Camberra - Australia breached the rights of Indonesian children it jailed as adults after they came as crew on people-smuggling boats and should apologise, the nation's human rights chief said Friday.
Australian Human Rights Commission president Catherine Branson said 180 Indonesians claimed to be under the age of 18 when they arrived in Australia between late 2008 and late 2011, but some were not believed and put in prison.
"The fact is that a significant number of Indonesian children have been incarcerated in adult correctional facilities, including maximum security facilities... in some cases for very long periods of time," she said.
Branson, releasing a report on the treatment of the minors, said while obviously young Indonesians -- including a boy who claimed to be eight -- were sent home, authorities often relied on wrist X-rays to determine their age.

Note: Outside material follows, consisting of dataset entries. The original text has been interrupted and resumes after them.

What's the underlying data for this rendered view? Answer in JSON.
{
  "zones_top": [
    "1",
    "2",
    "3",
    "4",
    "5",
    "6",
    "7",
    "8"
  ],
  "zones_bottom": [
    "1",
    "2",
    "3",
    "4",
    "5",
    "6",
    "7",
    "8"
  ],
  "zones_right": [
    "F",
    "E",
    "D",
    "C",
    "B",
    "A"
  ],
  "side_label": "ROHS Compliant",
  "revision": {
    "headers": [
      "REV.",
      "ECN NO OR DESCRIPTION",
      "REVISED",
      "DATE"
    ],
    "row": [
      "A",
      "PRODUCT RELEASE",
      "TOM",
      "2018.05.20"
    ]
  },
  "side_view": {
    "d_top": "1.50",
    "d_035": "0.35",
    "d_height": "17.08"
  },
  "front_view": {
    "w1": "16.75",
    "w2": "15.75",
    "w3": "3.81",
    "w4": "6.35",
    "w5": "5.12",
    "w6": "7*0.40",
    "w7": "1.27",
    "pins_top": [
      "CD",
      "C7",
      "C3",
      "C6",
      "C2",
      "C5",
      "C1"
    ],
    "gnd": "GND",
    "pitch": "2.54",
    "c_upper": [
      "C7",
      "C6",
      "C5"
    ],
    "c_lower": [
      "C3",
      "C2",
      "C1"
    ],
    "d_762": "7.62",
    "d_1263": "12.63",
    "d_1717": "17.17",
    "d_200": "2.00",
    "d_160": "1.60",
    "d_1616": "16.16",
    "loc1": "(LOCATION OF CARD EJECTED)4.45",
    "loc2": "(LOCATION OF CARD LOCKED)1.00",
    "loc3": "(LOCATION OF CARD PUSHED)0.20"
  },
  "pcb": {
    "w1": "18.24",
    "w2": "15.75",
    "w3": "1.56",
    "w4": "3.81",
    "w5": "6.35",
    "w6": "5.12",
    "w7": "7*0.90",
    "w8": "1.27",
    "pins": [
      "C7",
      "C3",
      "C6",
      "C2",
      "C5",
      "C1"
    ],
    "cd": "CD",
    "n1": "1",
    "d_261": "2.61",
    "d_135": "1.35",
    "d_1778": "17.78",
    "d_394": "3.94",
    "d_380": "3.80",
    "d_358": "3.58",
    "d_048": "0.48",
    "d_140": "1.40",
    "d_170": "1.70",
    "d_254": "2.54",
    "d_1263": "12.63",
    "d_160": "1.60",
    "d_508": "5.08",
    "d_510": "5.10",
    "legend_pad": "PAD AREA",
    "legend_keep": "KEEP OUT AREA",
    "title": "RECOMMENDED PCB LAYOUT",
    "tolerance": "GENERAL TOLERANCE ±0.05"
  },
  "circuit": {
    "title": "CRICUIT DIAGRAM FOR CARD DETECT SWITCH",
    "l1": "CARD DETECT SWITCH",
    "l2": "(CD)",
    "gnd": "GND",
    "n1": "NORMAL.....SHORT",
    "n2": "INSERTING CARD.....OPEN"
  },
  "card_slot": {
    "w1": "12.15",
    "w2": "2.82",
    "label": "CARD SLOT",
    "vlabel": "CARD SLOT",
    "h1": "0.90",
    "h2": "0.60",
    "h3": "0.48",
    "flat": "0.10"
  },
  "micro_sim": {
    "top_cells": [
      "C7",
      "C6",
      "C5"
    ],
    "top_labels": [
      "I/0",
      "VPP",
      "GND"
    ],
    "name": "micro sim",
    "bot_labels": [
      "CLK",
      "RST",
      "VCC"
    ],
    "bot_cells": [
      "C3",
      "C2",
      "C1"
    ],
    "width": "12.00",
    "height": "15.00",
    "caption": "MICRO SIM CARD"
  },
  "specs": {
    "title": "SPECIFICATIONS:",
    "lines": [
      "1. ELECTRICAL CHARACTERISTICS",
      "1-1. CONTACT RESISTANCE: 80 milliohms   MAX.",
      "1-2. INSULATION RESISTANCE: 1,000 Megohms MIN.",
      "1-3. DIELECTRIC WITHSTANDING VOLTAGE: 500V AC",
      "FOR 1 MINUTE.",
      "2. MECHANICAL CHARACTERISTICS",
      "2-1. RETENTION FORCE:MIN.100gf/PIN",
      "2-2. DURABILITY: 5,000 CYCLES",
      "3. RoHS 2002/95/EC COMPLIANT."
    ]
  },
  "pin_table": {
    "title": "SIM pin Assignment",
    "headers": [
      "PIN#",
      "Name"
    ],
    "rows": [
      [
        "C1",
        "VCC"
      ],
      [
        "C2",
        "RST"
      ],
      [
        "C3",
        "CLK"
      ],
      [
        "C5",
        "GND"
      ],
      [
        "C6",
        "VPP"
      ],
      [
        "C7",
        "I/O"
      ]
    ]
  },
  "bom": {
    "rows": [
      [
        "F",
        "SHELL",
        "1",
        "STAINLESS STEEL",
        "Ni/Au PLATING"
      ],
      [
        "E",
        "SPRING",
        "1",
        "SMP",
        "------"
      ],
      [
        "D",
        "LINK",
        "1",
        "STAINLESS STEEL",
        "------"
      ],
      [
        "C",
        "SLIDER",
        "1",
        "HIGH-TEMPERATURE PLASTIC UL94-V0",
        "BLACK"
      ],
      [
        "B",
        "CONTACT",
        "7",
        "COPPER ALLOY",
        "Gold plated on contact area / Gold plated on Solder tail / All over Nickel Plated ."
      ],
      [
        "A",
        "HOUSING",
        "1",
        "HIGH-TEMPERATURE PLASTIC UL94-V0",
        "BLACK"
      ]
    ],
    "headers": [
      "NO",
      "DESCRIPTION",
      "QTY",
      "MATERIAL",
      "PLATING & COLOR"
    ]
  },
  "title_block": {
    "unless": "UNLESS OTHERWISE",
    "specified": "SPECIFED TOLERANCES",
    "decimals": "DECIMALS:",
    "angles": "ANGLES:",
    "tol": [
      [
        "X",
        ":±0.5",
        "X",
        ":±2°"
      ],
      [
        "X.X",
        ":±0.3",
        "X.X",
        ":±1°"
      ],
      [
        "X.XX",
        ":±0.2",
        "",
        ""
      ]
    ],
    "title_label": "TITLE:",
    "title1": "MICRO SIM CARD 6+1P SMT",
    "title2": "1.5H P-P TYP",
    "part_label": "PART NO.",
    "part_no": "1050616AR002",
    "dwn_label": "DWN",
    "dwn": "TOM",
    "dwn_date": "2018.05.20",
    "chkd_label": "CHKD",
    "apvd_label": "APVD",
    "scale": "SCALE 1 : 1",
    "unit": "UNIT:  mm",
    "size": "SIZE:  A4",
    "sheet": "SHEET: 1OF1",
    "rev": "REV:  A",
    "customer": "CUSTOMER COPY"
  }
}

The accuracy of wrist X-rays, an age-profiling tool which compares an individual's bone growth against a standard "atlas" developed in the United States in the 1950s, was now "discredited", she said.
"We now know that a significant number of young Indonesians assessed to be adults on the basis of X-ray analysis were in fact children, or were very likely to have been children, at the time of their apprehension," she said.
Asked whether Canberra should apologise for the treatment of these minors, who were mostly poorly educated and came from impoverished fishing villages, Branson said: "My feeling would be that they probably should.
"There is a cohort of individuals whose human rights have not been respected in Australia," she added to reporters in Sydney.